Napoli

Il nuovo corso della Regione Campania parte dai binari della Circumvesuviana, da anni maglia nera dei trasporti italiani. Ieri sera, a Palazzo Santa Lucia, il neogovernatore Roberto Fico ha ricevuto per la prima volta l’amministratore di Eav, Umberto De Gregorio, per un colloquio definito "franco" ma che ha tutto il sapore di un ultimatum. Sul tavolo, il dossier rovente di una flotta obsoleta e il mistero dei 56 nuovi treni ordinati in Spagna nel 2019, di cui finora si sono viste solo tre unità.

Missione a Valencia: Fico ci mette la faccia

Il Governatore non intende aspettare i tempi della burocrazia. Insieme al vicepresidente con delega ai Trasporti, Mario Casillo, Fico ha annunciato una missione lampo negli stabilimenti della Stadler a Valencia subito dopo il prossimo consiglio regionale. L'obiettivo è chiaro: fare pressione affinché i 12 convogli previsti per giugno arrivino in tempo per salvare la stagione turistica e dare respiro ai 65mila pendolari che ogni giorno affollano le linee vesuviane.

"Il trasporto pubblico deve essere un diritto e non un ostacolo quotidiano per studenti e lavoratori", ha sottolineato Fico, mettendo nel mirino non solo la carenza di mezzi, ma anche lo stato di abbandono e la scarsa manutenzione delle stazioni.

Il destino di De Gregorio: manager o capro espiatorio?

Nonostante il clima istituzionale, il futuro di Umberto De Gregorio – storico manager dell’era De Luca – resta un'incognita. Sebbene durante il vertice non si sia parlato esplicitamente di poltrone, negli uffici della Regione si stanno già "facendo le pulci" al suo doppio contratto di Presidente e Direttore Generale (quest’ultimo da 182mila euro lordi).

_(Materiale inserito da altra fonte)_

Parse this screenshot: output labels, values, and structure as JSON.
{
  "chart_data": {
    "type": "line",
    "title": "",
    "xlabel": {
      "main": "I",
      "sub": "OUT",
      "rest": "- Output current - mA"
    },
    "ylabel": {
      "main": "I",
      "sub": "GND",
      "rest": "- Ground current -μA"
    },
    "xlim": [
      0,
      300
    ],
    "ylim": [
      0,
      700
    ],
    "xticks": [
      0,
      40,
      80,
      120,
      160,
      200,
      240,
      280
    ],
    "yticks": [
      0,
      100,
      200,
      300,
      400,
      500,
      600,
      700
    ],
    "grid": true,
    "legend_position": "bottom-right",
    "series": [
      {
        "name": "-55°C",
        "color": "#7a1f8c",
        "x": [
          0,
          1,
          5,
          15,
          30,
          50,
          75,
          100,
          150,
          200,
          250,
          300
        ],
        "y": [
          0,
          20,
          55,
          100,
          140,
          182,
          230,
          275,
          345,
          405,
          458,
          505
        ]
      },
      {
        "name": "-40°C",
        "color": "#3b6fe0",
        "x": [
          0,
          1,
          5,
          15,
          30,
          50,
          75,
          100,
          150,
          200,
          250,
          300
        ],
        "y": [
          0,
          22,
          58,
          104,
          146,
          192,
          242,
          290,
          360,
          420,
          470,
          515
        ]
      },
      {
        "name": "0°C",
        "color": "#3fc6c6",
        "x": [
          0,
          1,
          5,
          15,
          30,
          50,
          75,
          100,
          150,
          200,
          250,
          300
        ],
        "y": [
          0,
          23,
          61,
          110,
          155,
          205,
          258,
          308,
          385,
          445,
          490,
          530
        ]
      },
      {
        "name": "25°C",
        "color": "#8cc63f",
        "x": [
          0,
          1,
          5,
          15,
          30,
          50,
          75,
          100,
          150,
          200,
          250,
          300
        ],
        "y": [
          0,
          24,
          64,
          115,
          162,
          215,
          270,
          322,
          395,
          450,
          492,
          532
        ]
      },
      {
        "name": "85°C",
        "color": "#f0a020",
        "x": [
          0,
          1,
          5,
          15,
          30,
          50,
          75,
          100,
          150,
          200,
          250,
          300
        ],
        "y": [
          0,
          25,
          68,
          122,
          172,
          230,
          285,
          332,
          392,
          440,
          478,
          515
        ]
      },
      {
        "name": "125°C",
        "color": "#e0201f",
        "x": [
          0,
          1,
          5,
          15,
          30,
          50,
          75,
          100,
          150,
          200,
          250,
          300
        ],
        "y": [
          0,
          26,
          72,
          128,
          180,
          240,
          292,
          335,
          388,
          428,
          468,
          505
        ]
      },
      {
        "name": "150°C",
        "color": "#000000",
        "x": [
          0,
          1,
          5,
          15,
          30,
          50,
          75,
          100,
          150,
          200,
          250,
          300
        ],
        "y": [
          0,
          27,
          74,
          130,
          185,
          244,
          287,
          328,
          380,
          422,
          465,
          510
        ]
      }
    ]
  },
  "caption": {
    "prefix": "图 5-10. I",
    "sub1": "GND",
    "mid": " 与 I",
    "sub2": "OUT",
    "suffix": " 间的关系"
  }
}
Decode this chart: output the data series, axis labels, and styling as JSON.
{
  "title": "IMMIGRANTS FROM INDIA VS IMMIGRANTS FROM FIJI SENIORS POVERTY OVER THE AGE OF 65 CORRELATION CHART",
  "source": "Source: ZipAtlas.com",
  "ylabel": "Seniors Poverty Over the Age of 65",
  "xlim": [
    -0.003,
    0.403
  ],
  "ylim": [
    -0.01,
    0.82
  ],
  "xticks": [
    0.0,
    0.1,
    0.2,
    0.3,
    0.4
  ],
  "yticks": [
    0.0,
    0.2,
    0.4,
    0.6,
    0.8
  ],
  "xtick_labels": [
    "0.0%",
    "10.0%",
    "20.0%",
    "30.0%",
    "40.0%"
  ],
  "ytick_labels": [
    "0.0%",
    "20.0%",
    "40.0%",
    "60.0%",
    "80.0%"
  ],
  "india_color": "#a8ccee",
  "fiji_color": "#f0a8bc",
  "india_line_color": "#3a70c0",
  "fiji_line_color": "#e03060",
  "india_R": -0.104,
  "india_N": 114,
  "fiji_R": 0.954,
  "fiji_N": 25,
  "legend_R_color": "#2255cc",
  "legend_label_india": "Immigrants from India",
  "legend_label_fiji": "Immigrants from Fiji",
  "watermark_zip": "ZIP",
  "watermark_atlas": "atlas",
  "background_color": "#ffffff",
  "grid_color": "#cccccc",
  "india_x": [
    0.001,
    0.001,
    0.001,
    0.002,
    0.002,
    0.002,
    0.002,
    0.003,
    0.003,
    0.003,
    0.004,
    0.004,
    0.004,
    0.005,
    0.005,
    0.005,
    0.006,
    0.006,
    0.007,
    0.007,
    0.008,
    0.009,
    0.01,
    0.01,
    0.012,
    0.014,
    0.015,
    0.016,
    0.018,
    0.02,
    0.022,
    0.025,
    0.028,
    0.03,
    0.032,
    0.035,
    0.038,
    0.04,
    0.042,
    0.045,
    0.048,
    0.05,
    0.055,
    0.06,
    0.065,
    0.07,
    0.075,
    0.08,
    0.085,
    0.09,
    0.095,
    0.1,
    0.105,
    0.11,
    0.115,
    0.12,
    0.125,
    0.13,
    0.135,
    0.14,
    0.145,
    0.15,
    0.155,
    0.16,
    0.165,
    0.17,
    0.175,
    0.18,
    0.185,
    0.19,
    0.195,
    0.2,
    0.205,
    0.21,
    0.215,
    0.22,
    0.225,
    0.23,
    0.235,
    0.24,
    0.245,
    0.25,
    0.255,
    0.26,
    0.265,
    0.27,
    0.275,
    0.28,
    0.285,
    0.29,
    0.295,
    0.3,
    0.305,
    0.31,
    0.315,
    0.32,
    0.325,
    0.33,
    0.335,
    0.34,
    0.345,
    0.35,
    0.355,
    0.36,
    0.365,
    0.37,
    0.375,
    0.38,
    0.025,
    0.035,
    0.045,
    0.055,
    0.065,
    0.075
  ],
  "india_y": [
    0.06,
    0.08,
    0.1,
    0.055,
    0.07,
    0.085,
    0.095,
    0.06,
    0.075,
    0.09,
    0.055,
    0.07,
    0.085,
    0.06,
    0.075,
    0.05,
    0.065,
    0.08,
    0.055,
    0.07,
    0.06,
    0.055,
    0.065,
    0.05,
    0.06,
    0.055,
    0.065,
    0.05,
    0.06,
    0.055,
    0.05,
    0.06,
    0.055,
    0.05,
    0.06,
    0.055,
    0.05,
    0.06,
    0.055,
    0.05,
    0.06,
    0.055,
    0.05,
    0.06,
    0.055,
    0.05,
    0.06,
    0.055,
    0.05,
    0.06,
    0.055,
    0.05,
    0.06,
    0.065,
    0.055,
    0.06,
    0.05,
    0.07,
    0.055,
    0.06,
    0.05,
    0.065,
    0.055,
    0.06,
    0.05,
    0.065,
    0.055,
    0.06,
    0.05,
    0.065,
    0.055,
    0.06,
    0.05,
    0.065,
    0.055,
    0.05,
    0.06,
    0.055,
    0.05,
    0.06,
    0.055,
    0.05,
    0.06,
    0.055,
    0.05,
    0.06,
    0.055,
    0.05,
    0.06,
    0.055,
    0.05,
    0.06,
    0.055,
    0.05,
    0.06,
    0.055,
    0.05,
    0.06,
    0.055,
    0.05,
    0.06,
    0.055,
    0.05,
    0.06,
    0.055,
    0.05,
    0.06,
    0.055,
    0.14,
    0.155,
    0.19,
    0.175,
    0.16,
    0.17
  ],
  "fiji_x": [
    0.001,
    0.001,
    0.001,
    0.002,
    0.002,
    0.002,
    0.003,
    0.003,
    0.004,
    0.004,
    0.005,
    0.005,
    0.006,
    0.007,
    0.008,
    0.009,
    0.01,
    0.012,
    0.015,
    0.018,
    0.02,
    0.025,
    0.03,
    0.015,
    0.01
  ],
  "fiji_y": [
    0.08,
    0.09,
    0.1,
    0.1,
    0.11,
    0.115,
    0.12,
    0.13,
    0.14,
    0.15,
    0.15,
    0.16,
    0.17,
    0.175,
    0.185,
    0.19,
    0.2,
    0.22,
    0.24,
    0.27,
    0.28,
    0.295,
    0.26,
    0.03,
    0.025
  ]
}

L'ipotesi di un cambio della guardia è concreta. Casillo spinge per una separazione netta tra la gestione delle infrastrutture e quella del servizio, mentre Fico sembra intenzionato a valutare se i disservizi cronici siano imputabili esclusivamente ai ritardi spagnoli o a una gestione manageriale ormai giunta al capolinea. De Gregorio, dal canto suo, si dice sereno: "In dieci anni mi sono assunto responsabilità enormi, non serve un capro espiatorio".

La strategia della nuova giunta si delineerà nelle prossime tre o quattro settimane. Non si tratta solo di sostituire i vertici, ma di capire se l'attuale modello di Eav sia ancora sostenibile o se serva una rivoluzione strutturale per intercettare nuovi canali di finanziamento. Il tempo delle promesse elettorali è finito: con la missione in Spagna, Fico ha scelto di legare la sua immagine alla risoluzione del "caso Circumvesuviana". Resta da vedere se la trasferta a Valencia basterà a sbloccare la vicenda o se per la svolta servirà un cambio radicale nella cabina di regia dell'Eav.